I have been thinking. I wonder if the RIAA understands the impact of closing oink. I used to get all my music from oink. I could hear of something, then download it from oink. I could listen to the band and enjoy their music. Prior to me joining oink I didn't listen to new music. I was listening to the fossil rock that i was raised with and some trance from my partying days. Regardless there was no new music being listened to and no money going to new artists. Since discovering oink, I have been exposed to all sorts of new music. I have fallen in love with a band that i would never have listened to without it. I have been to their concert and i even bought a t-shirt. Thank you oink for exposing me to music I would never have heard. I guess until I find a repacement, i'll go back to the tunes i grew up with in the 70's and 80's. I guess i can turn on the radio for that. All my favorite classic rock tunes are on 101.1fm free all day. Everything else is on various formats of media. Unless they wanna take the radio station down for giving everybody the opportunity to listen to music for free and making money from "donations" or advertizing revenue. Another issue i see is that in Canada we pay a levy .22cents per cdr that we buy. No matter what its used for, we still pay the levy to the recording industry. We have been told its to pay for the right to put music downloaded from the internet on these disks.

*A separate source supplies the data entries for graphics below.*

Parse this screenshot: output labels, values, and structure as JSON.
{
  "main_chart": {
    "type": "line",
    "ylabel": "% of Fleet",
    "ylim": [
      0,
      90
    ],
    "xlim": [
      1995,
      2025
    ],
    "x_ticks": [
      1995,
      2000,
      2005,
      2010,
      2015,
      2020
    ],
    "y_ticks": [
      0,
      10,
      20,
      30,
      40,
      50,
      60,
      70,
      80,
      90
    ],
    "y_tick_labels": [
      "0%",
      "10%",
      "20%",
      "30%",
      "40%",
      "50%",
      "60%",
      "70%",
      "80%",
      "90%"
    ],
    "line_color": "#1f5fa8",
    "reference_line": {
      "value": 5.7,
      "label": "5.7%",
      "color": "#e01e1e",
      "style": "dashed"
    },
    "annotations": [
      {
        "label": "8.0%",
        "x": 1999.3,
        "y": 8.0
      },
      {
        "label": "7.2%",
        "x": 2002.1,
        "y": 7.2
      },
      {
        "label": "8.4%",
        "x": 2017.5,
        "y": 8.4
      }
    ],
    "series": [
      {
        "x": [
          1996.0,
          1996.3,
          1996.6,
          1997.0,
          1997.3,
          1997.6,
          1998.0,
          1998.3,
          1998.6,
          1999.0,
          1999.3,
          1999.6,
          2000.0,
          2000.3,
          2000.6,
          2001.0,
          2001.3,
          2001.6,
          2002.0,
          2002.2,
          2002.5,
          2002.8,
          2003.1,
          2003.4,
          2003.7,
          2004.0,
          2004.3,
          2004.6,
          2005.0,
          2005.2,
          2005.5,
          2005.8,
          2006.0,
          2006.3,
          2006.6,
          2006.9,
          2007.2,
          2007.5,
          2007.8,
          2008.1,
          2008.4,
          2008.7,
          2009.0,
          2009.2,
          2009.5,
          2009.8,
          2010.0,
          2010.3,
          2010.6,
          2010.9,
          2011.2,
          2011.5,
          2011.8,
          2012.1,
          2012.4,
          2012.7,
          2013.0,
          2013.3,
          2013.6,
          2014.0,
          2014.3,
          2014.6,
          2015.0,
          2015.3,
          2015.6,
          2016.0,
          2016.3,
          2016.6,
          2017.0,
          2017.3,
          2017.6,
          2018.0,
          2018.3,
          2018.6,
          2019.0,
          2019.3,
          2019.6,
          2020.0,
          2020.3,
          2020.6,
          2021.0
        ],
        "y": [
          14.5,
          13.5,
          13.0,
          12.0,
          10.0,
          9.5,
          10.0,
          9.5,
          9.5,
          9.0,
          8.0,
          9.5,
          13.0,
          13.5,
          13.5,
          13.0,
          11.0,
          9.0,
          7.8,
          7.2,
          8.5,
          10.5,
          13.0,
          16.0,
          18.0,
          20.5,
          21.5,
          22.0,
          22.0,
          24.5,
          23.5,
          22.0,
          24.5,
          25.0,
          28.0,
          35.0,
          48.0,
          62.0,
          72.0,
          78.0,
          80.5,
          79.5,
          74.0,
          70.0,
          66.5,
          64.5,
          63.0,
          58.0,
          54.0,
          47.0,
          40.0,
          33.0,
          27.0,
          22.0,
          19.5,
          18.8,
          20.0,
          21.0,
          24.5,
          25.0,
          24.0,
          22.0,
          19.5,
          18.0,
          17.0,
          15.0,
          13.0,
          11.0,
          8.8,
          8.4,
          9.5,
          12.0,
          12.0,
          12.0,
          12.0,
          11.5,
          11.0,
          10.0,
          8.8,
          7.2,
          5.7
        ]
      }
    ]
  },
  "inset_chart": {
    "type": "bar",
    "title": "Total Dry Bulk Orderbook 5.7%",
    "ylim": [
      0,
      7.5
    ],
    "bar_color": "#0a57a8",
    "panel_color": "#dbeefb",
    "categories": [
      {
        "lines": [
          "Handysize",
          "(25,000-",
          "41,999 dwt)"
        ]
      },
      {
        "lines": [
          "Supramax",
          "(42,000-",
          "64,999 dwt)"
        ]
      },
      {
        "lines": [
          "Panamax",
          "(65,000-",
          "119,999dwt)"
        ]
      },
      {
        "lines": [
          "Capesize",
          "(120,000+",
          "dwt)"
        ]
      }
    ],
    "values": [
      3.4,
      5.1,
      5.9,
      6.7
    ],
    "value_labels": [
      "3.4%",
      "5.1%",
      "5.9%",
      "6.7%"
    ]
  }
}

I guess my point is: The RIAA should learn to adapt in this ever changing world or the world is going to pass it by.
edit: And look at what has happened here. Not only is the community not resting, it seems to be growing stronger. There is no fear of anything it looks like. Braisin new site owners are trying to reel in all the old oink users. Some of the older sites that couldn't compete are welcoming the community with open arms.